Thoughts on Woolwich
About fifteen years ago I took my elderly parents to a couple of war cemeteries in France. We were there to visit the graves of my mother’s uncle and my father’s half-brother. Both were killed in the First World War. They were buried within a few miles of each other.
It’s impossible not to be moved by the endless rows of gravestones, sitting in perfect symmetry among lawns and flowers on a breezy summer’s day. For me, as no doubt for the multitudes who have visited the same places before and after me, it was an unforgettable experience.
I think back to those graves when I read about yet another mass killing or mutilation in some part of the world. And in a curious kind of way I give thanks that the vicious attacks on the soldier in Woolwich and the runners in Boston produced such shock and outrage. Because the war in which my relatives died was an example of industrialised killing that has happened relatively infrequently in the past seventy years and hardly at all in the back yards of Britain and America.

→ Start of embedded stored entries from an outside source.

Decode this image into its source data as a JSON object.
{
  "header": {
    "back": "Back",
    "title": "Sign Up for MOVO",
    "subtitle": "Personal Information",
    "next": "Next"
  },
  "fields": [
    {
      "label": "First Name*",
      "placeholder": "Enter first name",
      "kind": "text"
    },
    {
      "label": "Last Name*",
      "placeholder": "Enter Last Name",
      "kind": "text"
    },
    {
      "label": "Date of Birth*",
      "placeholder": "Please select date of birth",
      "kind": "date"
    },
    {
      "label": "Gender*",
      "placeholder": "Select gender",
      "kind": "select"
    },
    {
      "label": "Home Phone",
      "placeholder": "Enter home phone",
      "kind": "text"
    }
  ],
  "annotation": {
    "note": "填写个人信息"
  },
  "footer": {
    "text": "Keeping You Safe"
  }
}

That we can still be shocked shows how far we have come since 1945, when casualties in the thousands were the norm, and when weary populations were hardly capable of feeling any emotion, except when death touched those nearest to them.
Yet it’s hard not to get a sense that there is evil all around us. As a friend commented in an email this evening:
A deepening culture of total violence is setting in (or returning from the dark ages) by the day, that is the situation. That violence is financial sometimes (as in Bangladesh), physical (as in France), or political (as in the UK and in Mali). But it’s all around.
I don’t share his pessimism, but I understand it.
There are many parallels between the Boston bombers and the two men who took their cleavers to the young soldier who was in the wrong place at the wrong time. In both cases they were on the radar of the security forces. In both cases the apparent perpetrators had roots in other countries. The Tsarnaev brothers and the Woolwich killers were well educated and at some point fell by the wayside form the mainstream of the societies in which they lived. It also seems that none of them expected to survive their encounters with the police.
Beyond that we’re in the realm of speculation. Were they part of a network? Were they manipulated by others? Were they alienated youngsters desperate to belong – who found no sense of belonging in the society in which they lived? Perhaps we will find out in the course of time.
The main difference between the Boston and Woolwich attacks was the public reaction to them. In the US, the dignified memorial to the victims set the tone for a far more emotionally intelligent response. By and large one got a sense that the thoughts of the many were with the victims, and focused on affirming Boston’s way of life, rather than on a flood of Islamophobic sentiment.
In the UK, the reaction of the English Defence League extremists was almost instant, and so were reports of fear among the Muslim community. This is not a good augury for the future.
Two more thoughts in the immediate aftermath of the Woolwich killings, neither of them particularly original.
First, it would be foolish to start pointing fingers at MI5 for their “failure” to stop the killers. We – and I’m speaking as a Brit – should be profoundly grateful for their efforts in heading off any number of similar threats in the years since 7/7. Of course there should be an investigation, but if there were failings they should be seen in the light of many successes.
Second, I’m left with a strong sense of “is that the best you can do?” If the vicious act of a couple of individuals is the return on six years’ effort on the part of tens and perhaps hundreds of jihadis who spend much of their lives mainlining extremist propaganda, then it doesn’t say much for their intelligence. This is not to say that there is no threat, and that the threat will not grow when those who survive their killing adventures in Syria return home. But one unfortunate soldier is a pretty meagre reward to date.
When the shock dies down, perhaps we should reflect on those gravestones in France, and give thanks that unlike our parents, grandparents and great-grandparents – and unlike many in today’s conflict zones – we are not living with the threat of instant death from the skies, or sitting in a corpse-strewn battlefield waiting for the shell that has our name on it.